As a film studies professor and a Boston film critic, I’m savvy to the fact that movies are frequently shot out of sequence, a difficulty for actors. I experienced this challenge first-hand in August 2011 when I was flown to Austin, Texas, to play a chess master in Andrew Bujalski’s “Computer Chess” (screening Feb. 2 at the Brattle Theatre). I walked onto the set the first day to discover that I would be doing my very last scene in the movie — my walk into the sunset, but at a chessboard.
I knew a bit of the plot. In this 1980s-set period piece, my character, Pat Henderson, has organized a weekend tournament of computer chess teams. On the final day, Pat takes on the winning team, cocky and confident that he will be victorious.
Never mind that I’ve not acted in 40 years, and this is my first movie. Never mind that I haven’t played chess since, a half-century ago, I was my high-school champion.
Though the camera is across the room, I know it’s seeing me in close-up as I move my chess pieces. Something catastrophic is happening on the board. I decide to act just with my eyebrows, a slight twitch, a subtle tremor. My breathing becomes heavier. I recall a famous thespian adage: “Don’t act, react.” Whatever does that mean? Am I doing a credible job? Will the audience believe I’m Pat Henderson, chess maestro?

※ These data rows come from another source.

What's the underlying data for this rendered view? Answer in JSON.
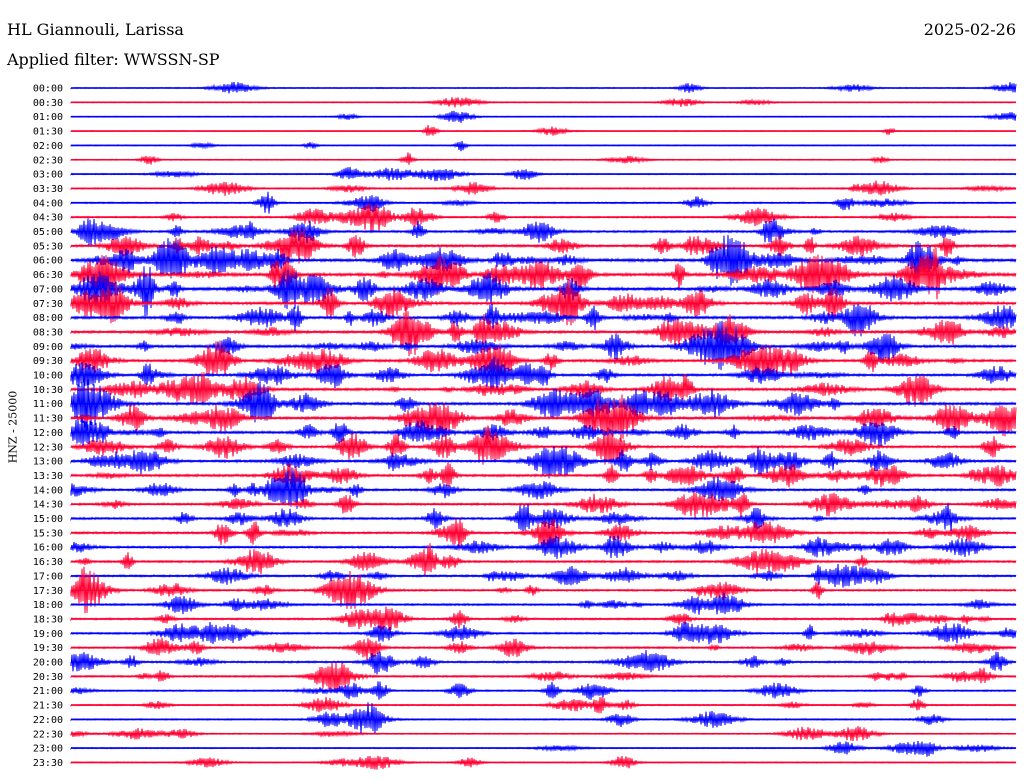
{
  "header": {
    "station": "HL Giannouli, Larissa",
    "date": "2025-02-26",
    "filter_label": "Applied filter: WWSSN-SP"
  },
  "chart_data": {
    "type": "line",
    "title": "HL Giannouli, Larissa",
    "ylabel": "HNZ - 25000",
    "row_interval_minutes": 30,
    "row_labels": [
      "00:00",
      "00:30",
      "01:00",
      "01:30",
      "02:00",
      "02:30",
      "03:00",
      "03:30",
      "04:00",
      "04:30",
      "05:00",
      "05:30",
      "06:00",
      "06:30",
      "07:00",
      "07:30",
      "08:00",
      "08:30",
      "09:00",
      "09:30",
      "10:00",
      "10:30",
      "11:00",
      "11:30",
      "12:00",
      "12:30",
      "13:00",
      "13:30",
      "14:00",
      "14:30",
      "15:00",
      "15:30",
      "16:00",
      "16:30",
      "17:00",
      "17:30",
      "18:00",
      "18:30",
      "19:00",
      "19:30",
      "20:00",
      "20:30",
      "21:00",
      "21:30",
      "22:00",
      "22:30",
      "23:00",
      "23:30"
    ],
    "colors": [
      "#0000ff",
      "#ff0033"
    ],
    "relative_activity": [
      0.08,
      0.06,
      0.04,
      0.06,
      0.06,
      0.08,
      0.12,
      0.16,
      0.22,
      0.28,
      0.42,
      0.55,
      0.7,
      0.75,
      0.72,
      0.65,
      0.6,
      0.58,
      0.55,
      0.55,
      0.5,
      0.55,
      0.6,
      0.6,
      0.55,
      0.5,
      0.52,
      0.5,
      0.45,
      0.42,
      0.42,
      0.44,
      0.42,
      0.4,
      0.38,
      0.38,
      0.36,
      0.36,
      0.34,
      0.34,
      0.36,
      0.32,
      0.24,
      0.2,
      0.18,
      0.14,
      0.12,
      0.1
    ],
    "grid": false,
    "legend": "none"
  }
}
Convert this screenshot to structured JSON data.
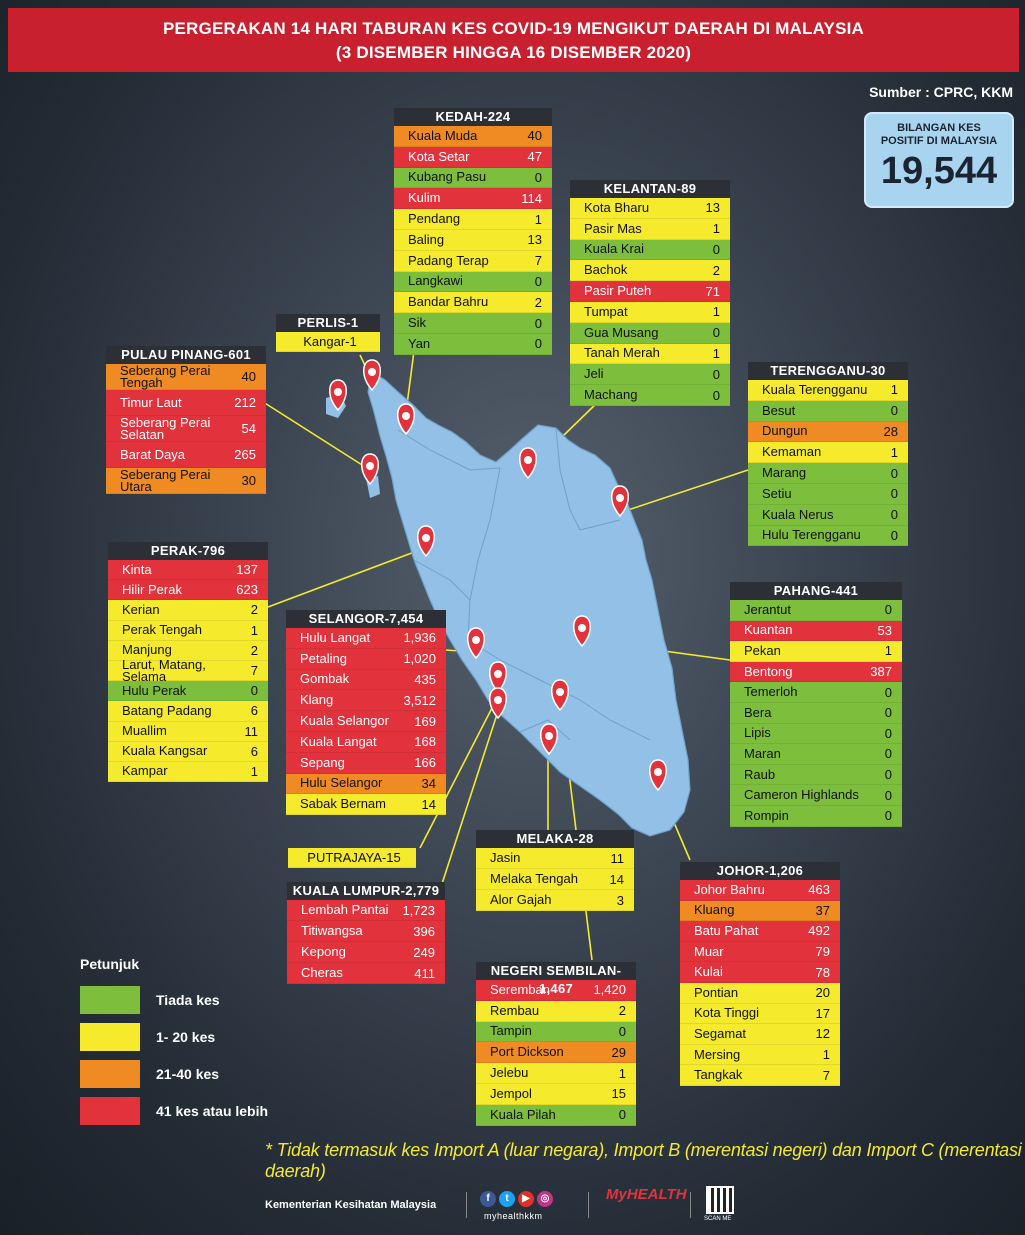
{
  "title_line1": "PERGERAKAN 14 HARI TABURAN KES COVID-19 MENGIKUT DAERAH DI MALAYSIA",
  "title_line2": "(3 DISEMBER HINGGA 16 DISEMBER 2020)",
  "source": "Sumber : CPRC, KKM",
  "total": {
    "label1": "BILANGAN KES",
    "label2": "POSITIF DI MALAYSIA",
    "value": "19,544"
  },
  "colors": {
    "tiada": "#7dbf3c",
    "low": "#f5ea2c",
    "mid": "#f08a22",
    "high": "#e2333d"
  },
  "states": [
    {
      "id": "kedah",
      "title": "KEDAH-224",
      "rows": [
        [
          "Kuala Muda",
          "40",
          "o"
        ],
        [
          "Kota Setar",
          "47",
          "r"
        ],
        [
          "Kubang Pasu",
          "0",
          "g"
        ],
        [
          "Kulim",
          "114",
          "r"
        ],
        [
          "Pendang",
          "1",
          "y"
        ],
        [
          "Baling",
          "13",
          "y"
        ],
        [
          "Padang Terap",
          "7",
          "y"
        ],
        [
          "Langkawi",
          "0",
          "g"
        ],
        [
          "Bandar Bahru",
          "2",
          "y"
        ],
        [
          "Sik",
          "0",
          "g"
        ],
        [
          "Yan",
          "0",
          "g"
        ]
      ]
    },
    {
      "id": "kelantan",
      "title": "KELANTAN-89",
      "rows": [
        [
          "Kota Bharu",
          "13",
          "y"
        ],
        [
          "Pasir Mas",
          "1",
          "y"
        ],
        [
          "Kuala Krai",
          "0",
          "g"
        ],
        [
          "Bachok",
          "2",
          "y"
        ],
        [
          "Pasir Puteh",
          "71",
          "r"
        ],
        [
          "Tumpat",
          "1",
          "y"
        ],
        [
          "Gua Musang",
          "0",
          "g"
        ],
        [
          "Tanah Merah",
          "1",
          "y"
        ],
        [
          "Jeli",
          "0",
          "g"
        ],
        [
          "Machang",
          "0",
          "g"
        ]
      ]
    },
    {
      "id": "perlis",
      "title": "PERLIS-1",
      "rows": [
        [
          "Kangar-1",
          "",
          "y"
        ]
      ]
    },
    {
      "id": "pinang",
      "title": "PULAU PINANG-601",
      "rows": [
        [
          "Seberang Perai Tengah",
          "40",
          "o"
        ],
        [
          "Timur Laut",
          "212",
          "r"
        ],
        [
          "Seberang Perai Selatan",
          "54",
          "r"
        ],
        [
          "Barat Daya",
          "265",
          "r"
        ],
        [
          "Seberang Perai Utara",
          "30",
          "o"
        ]
      ]
    },
    {
      "id": "terengganu",
      "title": "TERENGGANU-30",
      "rows": [
        [
          "Kuala Terengganu",
          "1",
          "y"
        ],
        [
          "Besut",
          "0",
          "g"
        ],
        [
          "Dungun",
          "28",
          "o"
        ],
        [
          "Kemaman",
          "1",
          "y"
        ],
        [
          "Marang",
          "0",
          "g"
        ],
        [
          "Setiu",
          "0",
          "g"
        ],
        [
          "Kuala Nerus",
          "0",
          "g"
        ],
        [
          "Hulu Terengganu",
          "0",
          "g"
        ]
      ]
    },
    {
      "id": "perak",
      "title": "PERAK-796",
      "rows": [
        [
          "Kinta",
          "137",
          "r"
        ],
        [
          "Hilir Perak",
          "623",
          "r"
        ],
        [
          "Kerian",
          "2",
          "y"
        ],
        [
          "Perak Tengah",
          "1",
          "y"
        ],
        [
          "Manjung",
          "2",
          "y"
        ],
        [
          "Larut, Matang, Selama",
          "7",
          "y"
        ],
        [
          "Hulu Perak",
          "0",
          "g"
        ],
        [
          "Batang Padang",
          "6",
          "y"
        ],
        [
          "Muallim",
          "11",
          "y"
        ],
        [
          "Kuala Kangsar",
          "6",
          "y"
        ],
        [
          "Kampar",
          "1",
          "y"
        ]
      ]
    },
    {
      "id": "selangor",
      "title": "SELANGOR-7,454",
      "rows": [
        [
          "Hulu Langat",
          "1,936",
          "r"
        ],
        [
          "Petaling",
          "1,020",
          "r"
        ],
        [
          "Gombak",
          "435",
          "r"
        ],
        [
          "Klang",
          "3,512",
          "r"
        ],
        [
          "Kuala Selangor",
          "169",
          "r"
        ],
        [
          "Kuala Langat",
          "168",
          "r"
        ],
        [
          "Sepang",
          "166",
          "r"
        ],
        [
          "Hulu Selangor",
          "34",
          "o"
        ],
        [
          "Sabak Bernam",
          "14",
          "y"
        ]
      ]
    },
    {
      "id": "pahang",
      "title": "PAHANG-441",
      "rows": [
        [
          "Jerantut",
          "0",
          "g"
        ],
        [
          "Kuantan",
          "53",
          "r"
        ],
        [
          "Pekan",
          "1",
          "y"
        ],
        [
          "Bentong",
          "387",
          "r"
        ],
        [
          "Temerloh",
          "0",
          "g"
        ],
        [
          "Bera",
          "0",
          "g"
        ],
        [
          "Lipis",
          "0",
          "g"
        ],
        [
          "Maran",
          "0",
          "g"
        ],
        [
          "Raub",
          "0",
          "g"
        ],
        [
          "Cameron Highlands",
          "0",
          "g"
        ],
        [
          "Rompin",
          "0",
          "g"
        ]
      ]
    },
    {
      "id": "putrajaya",
      "title": "",
      "rows": [
        [
          "PUTRAJAYA-15",
          "",
          "y"
        ]
      ]
    },
    {
      "id": "melaka",
      "title": "MELAKA-28",
      "rows": [
        [
          "Jasin",
          "11",
          "y"
        ],
        [
          "Melaka Tengah",
          "14",
          "y"
        ],
        [
          "Alor Gajah",
          "3",
          "y"
        ]
      ]
    },
    {
      "id": "kl",
      "title": "KUALA LUMPUR-2,779",
      "rows": [
        [
          "Lembah Pantai",
          "1,723",
          "r"
        ],
        [
          "Titiwangsa",
          "396",
          "r"
        ],
        [
          "Kepong",
          "249",
          "r"
        ],
        [
          "Cheras",
          "411",
          "r"
        ]
      ]
    },
    {
      "id": "johor",
      "title": "JOHOR-1,206",
      "rows": [
        [
          "Johor Bahru",
          "463",
          "r"
        ],
        [
          "Kluang",
          "37",
          "o"
        ],
        [
          "Batu Pahat",
          "492",
          "r"
        ],
        [
          "Muar",
          "79",
          "r"
        ],
        [
          "Kulai",
          "78",
          "r"
        ],
        [
          "Pontian",
          "20",
          "y"
        ],
        [
          "Kota Tinggi",
          "17",
          "y"
        ],
        [
          "Segamat",
          "12",
          "y"
        ],
        [
          "Mersing",
          "1",
          "y"
        ],
        [
          "Tangkak",
          "7",
          "y"
        ]
      ]
    },
    {
      "id": "ns",
      "title": "NEGERI SEMBILAN-1,467",
      "rows": [
        [
          "Seremban",
          "1,420",
          "r"
        ],
        [
          "Rembau",
          "2",
          "y"
        ],
        [
          "Tampin",
          "0",
          "g"
        ],
        [
          "Port Dickson",
          "29",
          "o"
        ],
        [
          "Jelebu",
          "1",
          "y"
        ],
        [
          "Jempol",
          "15",
          "y"
        ],
        [
          "Kuala Pilah",
          "0",
          "g"
        ]
      ]
    }
  ],
  "legend": {
    "title": "Petunjuk",
    "items": [
      [
        "Tiada kes",
        "g"
      ],
      [
        "1- 20 kes",
        "y"
      ],
      [
        "21-40 kes",
        "o"
      ],
      [
        "41 kes atau lebih",
        "r"
      ]
    ]
  },
  "footnote": "* Tidak termasuk kes Import A (luar negara),  Import B (merentasi negeri) dan Import C (merentasi daerah)",
  "ministry": "Kementerian Kesihatan Malaysia",
  "social_handle": "myhealthkkm",
  "logo_text": "MyHEALTH",
  "qr_label": "SCAN ME"
}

As my game starts to crumble, actors behind me shuffle forward, something like “The Dawn of the Dead.” A zombie-like apparition puts a hand on my shoulder and I leap up and SCREAM! The filmmaker says, “Cut,” and the actors and extras spontaneously applaud.
My reaction: red-faced embarrassment. Though a novice film actor, I know what I’ve done. I’ve shamelessly overacted!
Thank you, Andrew Bujalski, for leaving what was bad on the cutting-room floor. My melodramatic bellow did not survive in the theatrically released version of “Computer Chess.” My close-ups were shortened. The tortured face of Pat Henderson, eyebrows flailing, cuts, mercifully, to a shot of a rainstorm outside.